Le vieillissement musculaire touche aussi les personnes en bonne forme physique
L'exercice ralentit de nombreux aspects du vieillissement musculaire. Mais une nouvelle étude montre que certaines modifications moléculaires du tissu musculaire surviennent indépendamment du niveau de forme physique. Tout ne peut pas être prévenu.
L'activité physique régulière est bénéfique pour la santé musculaire à un âge avancé : c'est un fait bien établi. La question plus profonde est la suivante : lesquels des changements musculaires liés à l'âge sont réellement modifiables par l'entraînement, et lesquels ne le sont pas ? Une nouvelle étude publiée dans Nature Aging aborde ce sujet grâce à une approche multiomique, une méthode qui mesure simultanément plusieurs couches biologiques comme l'activité des gènes, les protéines et les métabolites, dans le tissu musculaire humain.
Les chercheurs ont classé les modifications moléculaires liées à l'âge en deux groupes. Le premier regroupe les altérations dites « évitables » : des profils qui, chez les adultes âgés bien entraînés, ressemblent encore à ceux de personnes plus jeunes. Le second regroupe les altérations dites « inévitables » : des profils qui évoluent avec l'âge quel que soit le niveau de forme physique.
Ce que l'exercice peut et ne peut pas faire
Les adultes âgés entraînés conservaient des profils moléculaires plus proches de ceux de sujets jeunes sur plusieurs plans. C'est encourageant. Mais l'étude montre également qu'une partie des modifications transcriptomiques liées à l'âge, c'est-à-dire des changements dans les gènes actifs à un moment donné, survenait même chez les individus en bonne condition physique. Par ailleurs, les adultes âgés entraînés présentaient des réponses biologiques au stress de l'exercice plus marquées, ce qui était associé à de meilleurs résultats de santé.

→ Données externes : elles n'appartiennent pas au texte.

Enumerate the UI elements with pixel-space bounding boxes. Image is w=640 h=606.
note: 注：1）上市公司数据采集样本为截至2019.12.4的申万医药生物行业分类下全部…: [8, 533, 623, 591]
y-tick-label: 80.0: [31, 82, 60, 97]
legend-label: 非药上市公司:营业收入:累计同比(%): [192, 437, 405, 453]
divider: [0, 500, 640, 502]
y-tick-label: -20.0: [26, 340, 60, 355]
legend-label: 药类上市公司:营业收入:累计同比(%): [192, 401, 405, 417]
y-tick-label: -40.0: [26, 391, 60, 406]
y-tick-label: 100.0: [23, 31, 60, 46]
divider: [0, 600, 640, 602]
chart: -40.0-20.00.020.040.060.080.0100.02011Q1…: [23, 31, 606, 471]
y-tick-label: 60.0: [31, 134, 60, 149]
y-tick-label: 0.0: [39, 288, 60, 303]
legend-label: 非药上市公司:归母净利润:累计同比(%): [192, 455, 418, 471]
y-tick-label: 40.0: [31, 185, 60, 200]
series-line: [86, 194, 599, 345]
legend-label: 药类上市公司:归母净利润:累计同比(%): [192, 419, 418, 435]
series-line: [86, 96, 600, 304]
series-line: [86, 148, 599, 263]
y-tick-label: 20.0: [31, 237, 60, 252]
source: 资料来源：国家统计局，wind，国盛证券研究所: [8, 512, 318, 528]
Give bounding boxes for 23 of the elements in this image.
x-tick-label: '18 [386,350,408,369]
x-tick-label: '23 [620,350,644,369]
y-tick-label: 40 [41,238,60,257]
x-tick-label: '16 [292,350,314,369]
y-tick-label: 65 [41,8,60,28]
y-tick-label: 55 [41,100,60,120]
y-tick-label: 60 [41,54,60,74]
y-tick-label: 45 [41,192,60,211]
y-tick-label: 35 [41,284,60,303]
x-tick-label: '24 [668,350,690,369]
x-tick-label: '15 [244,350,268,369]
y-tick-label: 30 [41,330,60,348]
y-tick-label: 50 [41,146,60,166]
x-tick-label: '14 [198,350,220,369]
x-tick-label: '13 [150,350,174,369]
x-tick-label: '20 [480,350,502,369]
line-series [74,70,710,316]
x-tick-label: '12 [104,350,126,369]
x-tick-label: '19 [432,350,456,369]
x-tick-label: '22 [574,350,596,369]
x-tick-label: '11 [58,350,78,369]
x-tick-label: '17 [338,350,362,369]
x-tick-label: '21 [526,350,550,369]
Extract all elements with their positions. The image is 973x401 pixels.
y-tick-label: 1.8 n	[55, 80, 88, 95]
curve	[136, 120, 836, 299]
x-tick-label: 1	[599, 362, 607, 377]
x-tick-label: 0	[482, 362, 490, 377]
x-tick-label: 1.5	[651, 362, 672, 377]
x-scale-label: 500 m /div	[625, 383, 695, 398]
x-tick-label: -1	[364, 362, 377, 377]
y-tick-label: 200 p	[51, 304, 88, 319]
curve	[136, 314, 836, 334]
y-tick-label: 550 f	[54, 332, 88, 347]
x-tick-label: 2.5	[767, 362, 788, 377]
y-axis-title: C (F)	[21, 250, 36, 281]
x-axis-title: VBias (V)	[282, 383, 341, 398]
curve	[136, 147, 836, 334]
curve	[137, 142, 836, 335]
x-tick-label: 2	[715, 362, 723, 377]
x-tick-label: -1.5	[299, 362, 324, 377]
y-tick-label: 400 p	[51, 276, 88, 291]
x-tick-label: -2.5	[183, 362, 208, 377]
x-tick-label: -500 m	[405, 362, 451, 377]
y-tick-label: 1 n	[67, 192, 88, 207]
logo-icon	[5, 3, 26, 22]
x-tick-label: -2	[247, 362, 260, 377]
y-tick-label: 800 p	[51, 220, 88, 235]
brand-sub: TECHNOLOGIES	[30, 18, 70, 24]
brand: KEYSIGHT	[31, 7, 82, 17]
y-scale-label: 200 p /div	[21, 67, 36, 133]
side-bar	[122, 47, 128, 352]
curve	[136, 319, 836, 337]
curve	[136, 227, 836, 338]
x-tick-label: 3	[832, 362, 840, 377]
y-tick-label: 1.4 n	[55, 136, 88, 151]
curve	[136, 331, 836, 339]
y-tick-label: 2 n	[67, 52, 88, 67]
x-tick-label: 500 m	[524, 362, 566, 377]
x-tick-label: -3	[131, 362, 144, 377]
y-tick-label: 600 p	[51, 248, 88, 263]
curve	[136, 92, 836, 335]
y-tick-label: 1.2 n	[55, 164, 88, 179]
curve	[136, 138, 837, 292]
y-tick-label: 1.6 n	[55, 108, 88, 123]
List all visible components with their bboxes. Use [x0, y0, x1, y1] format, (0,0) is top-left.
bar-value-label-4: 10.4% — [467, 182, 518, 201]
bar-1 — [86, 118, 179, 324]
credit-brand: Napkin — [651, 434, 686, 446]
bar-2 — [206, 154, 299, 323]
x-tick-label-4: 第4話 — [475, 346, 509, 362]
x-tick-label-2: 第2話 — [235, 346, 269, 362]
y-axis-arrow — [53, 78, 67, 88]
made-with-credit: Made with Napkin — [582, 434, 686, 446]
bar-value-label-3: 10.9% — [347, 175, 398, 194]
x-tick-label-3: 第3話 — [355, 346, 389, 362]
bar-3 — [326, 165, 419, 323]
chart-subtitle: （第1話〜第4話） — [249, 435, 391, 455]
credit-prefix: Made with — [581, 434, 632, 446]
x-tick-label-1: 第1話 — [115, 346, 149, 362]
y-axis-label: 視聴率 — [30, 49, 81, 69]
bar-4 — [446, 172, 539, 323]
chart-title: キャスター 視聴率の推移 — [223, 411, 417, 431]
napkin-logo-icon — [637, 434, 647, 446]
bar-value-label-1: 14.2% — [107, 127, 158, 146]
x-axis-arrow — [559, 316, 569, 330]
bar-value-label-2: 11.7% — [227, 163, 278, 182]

Ce dernier point mérite attention. La réponse de récupération à l'effort semble se renforcer avec un entraînement régulier, ce qui suggère que l'activité physique soutenue amplifie non seulement les bénéfices directs de l'entraînement, mais renforce aussi la capacité d'adaptation de l'organisme au niveau cellulaire.
Ce que cela implique pour la recherche sur le vieillissement musculaire
Les résultats reposent sur un protocole observationnel : les participants ont été évalués à un seul moment donné. La question de savoir si les modifications « évitables » sont réellement causées par l'exercice, ou simplement plus fréquentes chez des personnes actives tout au long de leur vie, reste ouverte.
Pour la science de la longévité, la distinction entre vieillissement modifiable et non modifiable est utile. Elle peut aider à déterminer quels processus biologiques valent la peine d'être ciblés dans la recherche sur la préservation musculaire, et lesquels nécessitent une approche différente.